Internasional

Trump Membawa Pesan yang Berbeda dan Lebih Berani

Pengambilan Sumpah

Upacara Pelantikan Trump Kedua: Dari Pemilihan Wakil Muda hingga Cuaca Dingin Ekstrim. (Foto: Reuters/Saul Loeb).

MAKASSAR, UNHAS.TV– Upacara pelantikan Donald Trump kali ini diselenggarakan di dalam gedung karena cuaca dingin yang belum pernah terjadi sebelumnya. Pemilihan wakil presiden baru oleh Trump mencerminkan perubahan dalam pandangan kepresidenannya. Banyak tamu internasional hadir, sementara reaksi publik terlihat lebih tenang dibandingkan sebelumnya, menunjukkan suasana yang berbeda pada periode ini. Meski demikian, tantangan dalam kebijakan masih tetap ada. Dalam puncak kekuasaannya, Trump lebih berusaha untuk berkoordinasi dengan Kongres, namun kesuksesan jangka panjangnya memerlukan dukungan publik yang lebih luas serta stabilitas dalam perubahan kebijakan.

Menurut laporan The Economist, perbedaan paling mencolok antara pelantikan pertama dan kedua Donald Trump dapat dilihat dari lokasi penyelenggaraannya.
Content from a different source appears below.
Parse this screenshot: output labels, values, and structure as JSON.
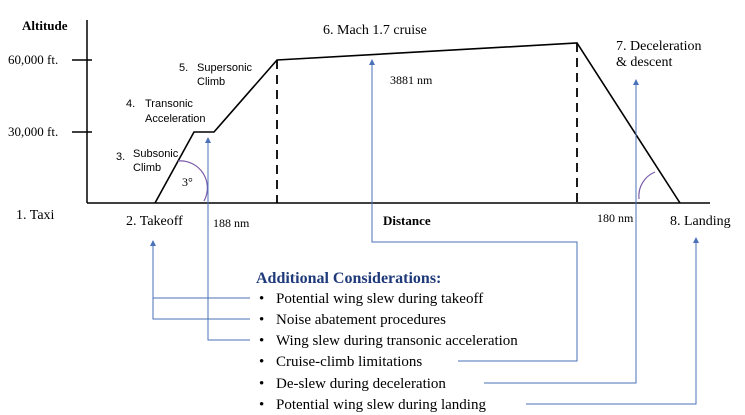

Delapan tahun lalu, Trump dilantik pada hari yang relatif tenang di bulan Januari, tepat di depan Gedung Kongres Amerika Serikat. Namun tahun ini, dingin ekstrem yang pertama kali terjadi dalam empat dekade terakhir memaksa upacara dipindahkan ke dalam gedung. Rincian pelantikan yang singkat dan teratur ini mengungkapkan perbedaan mendalam antara dua periode kepresidenan Trump, yakni pada tahun 2017 dan 2025.

Pada pelantikan kali ini, Wakil Presiden dilantik lebih dahulu dibanding Trump. Pada periode sebelumnya, Mike Pence, yang terpilih sebagai wakil Trump, merupakan simbol dari prinsip tradisional Partai Republik ala era Reagan. Pence, dengan pengalaman lebih dari satu dekade di Dewan Perwakilan Rakyat dan empat tahun menjabat sebagai Gubernur Negara Bagian Indiana, sangat memahami struktur kekuasaan di Washington. Ia juga memiliki hubungan dekat dengan kelompok-kelompok utama Partai Republik, termasuk pendukung pasar bebas, konservatif sosial, dan pendukung kebijakan luar negeri yang agresif. Pemilihannya oleh Trump pada waktu itu dianggap sebagai langkah untuk meyakinkan partainya setelah memenangkan pemilu yang tak terduga.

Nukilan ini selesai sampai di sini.